Max iter — the most steps the optimizer may take. The run still stops early when it converges, so this is just a cap. It defaults to a sensible budget for the selected method.

Restarts (N) — for DLS multi-start only: how many randomly perturbed starts to run before keeping the best (typically 4–8, or more for a tough surface).

Perturbation — for DLS multi-start only: how much to jitter each layer’s thickness (as a percentage) at the start of every restart.

The surface mode and merit-evaluation mode in effect are shown as badges on the window.

While the run is live you see the spectrum update and a running merit-function readout (current value, best so far, and the starting value). The MF trend chart plots the best merit found against iteration on a logarithmic axis — a steadily falling curve that flattens out means the method has settled into a minimum.

Reset returns to the thicknesses you had before the run, and a single undo covers the whole run. The History panel keeps a snapshot of each run so you can jump back to any earlier result.

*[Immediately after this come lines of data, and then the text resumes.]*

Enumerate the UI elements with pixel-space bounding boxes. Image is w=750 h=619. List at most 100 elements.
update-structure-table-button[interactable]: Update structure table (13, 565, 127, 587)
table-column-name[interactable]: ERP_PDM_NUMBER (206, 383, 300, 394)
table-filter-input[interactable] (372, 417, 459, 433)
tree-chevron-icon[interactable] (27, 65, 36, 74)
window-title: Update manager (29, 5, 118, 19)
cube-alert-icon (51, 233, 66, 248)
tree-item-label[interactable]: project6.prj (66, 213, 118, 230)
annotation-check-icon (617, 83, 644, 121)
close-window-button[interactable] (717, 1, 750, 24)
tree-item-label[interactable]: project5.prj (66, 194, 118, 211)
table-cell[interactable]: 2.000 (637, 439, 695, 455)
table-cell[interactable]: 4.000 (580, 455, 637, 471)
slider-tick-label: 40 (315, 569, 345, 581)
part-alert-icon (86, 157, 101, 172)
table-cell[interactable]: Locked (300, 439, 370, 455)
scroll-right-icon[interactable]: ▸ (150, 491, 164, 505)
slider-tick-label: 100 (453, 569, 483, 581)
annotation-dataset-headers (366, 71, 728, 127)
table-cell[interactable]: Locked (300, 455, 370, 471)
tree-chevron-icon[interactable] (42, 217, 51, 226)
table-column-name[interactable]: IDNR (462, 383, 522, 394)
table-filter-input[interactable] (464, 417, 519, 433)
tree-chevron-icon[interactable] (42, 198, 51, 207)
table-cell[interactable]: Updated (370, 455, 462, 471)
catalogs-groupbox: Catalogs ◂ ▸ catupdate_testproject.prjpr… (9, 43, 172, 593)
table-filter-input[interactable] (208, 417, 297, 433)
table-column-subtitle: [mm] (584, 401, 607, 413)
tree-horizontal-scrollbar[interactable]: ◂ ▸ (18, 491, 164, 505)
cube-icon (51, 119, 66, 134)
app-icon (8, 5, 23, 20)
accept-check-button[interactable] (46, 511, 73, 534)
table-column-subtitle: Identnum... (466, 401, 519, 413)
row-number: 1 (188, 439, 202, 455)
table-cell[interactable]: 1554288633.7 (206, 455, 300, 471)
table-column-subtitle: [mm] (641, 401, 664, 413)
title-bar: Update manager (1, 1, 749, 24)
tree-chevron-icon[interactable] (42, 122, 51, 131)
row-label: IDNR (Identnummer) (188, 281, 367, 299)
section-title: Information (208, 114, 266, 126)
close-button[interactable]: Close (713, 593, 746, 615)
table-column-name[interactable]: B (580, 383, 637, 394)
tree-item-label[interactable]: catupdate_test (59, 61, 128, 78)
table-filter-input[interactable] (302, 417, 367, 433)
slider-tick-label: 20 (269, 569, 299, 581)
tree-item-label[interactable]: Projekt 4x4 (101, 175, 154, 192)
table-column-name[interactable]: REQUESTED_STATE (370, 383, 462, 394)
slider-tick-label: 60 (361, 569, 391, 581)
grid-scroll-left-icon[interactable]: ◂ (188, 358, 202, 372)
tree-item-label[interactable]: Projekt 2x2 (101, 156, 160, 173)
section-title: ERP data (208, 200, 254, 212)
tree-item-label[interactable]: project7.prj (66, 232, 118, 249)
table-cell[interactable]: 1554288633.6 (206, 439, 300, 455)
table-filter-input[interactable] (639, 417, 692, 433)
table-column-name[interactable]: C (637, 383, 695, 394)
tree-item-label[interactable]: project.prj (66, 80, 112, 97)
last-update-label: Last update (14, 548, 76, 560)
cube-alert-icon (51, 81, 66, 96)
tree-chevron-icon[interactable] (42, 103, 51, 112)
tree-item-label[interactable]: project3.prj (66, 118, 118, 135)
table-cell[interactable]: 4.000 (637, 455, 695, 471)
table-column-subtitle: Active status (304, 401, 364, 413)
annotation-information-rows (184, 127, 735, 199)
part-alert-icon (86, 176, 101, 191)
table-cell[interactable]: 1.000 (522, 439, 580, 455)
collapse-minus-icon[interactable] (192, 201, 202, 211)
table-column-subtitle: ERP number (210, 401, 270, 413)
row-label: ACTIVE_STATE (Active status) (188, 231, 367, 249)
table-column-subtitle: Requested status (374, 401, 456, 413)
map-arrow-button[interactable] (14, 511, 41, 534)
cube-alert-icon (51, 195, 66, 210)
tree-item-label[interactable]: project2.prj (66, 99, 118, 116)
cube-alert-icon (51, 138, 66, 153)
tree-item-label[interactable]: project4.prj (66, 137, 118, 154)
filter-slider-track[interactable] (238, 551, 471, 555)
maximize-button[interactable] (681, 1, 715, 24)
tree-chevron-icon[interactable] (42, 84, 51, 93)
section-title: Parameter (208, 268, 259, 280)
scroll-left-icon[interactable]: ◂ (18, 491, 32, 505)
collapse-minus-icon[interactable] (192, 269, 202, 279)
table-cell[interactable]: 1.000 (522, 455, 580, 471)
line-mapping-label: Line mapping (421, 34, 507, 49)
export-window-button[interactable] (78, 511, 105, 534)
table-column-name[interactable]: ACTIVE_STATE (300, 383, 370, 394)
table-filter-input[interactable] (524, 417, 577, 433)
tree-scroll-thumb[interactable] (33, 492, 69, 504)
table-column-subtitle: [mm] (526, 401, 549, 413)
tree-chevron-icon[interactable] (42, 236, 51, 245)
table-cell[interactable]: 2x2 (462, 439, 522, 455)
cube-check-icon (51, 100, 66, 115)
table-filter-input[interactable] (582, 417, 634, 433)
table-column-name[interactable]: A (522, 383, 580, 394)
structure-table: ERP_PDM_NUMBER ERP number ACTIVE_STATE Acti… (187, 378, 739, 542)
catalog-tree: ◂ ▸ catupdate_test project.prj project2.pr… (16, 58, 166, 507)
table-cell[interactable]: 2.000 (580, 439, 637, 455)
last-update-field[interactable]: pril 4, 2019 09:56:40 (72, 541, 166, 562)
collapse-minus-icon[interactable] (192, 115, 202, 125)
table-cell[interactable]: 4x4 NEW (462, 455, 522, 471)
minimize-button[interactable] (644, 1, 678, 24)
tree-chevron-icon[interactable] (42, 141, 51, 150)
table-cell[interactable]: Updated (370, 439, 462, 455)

A single-start run (N = 1) is usually enough to re-settle a hand-edited stack. After a synthesis pass, a multi-start run helps confirm you have reached the true local minimum rather than an improved-but-not-bottom point. Minimum and maximum thickness limits are honoured here (they are deliberately relaxed during Needle and Gradual Evolution synthesis).

  • K. Levenberg, Quart. Appl. Math. 2, 164 (1944); D. Marquardt, J. SIAM 11, 431 (1963).
  • J. Nocedal & S. Wright, Numerical Optimization, 2nd ed.
  • H. A. Macleod, Thin-Film Optical Filters, 5th ed., §13.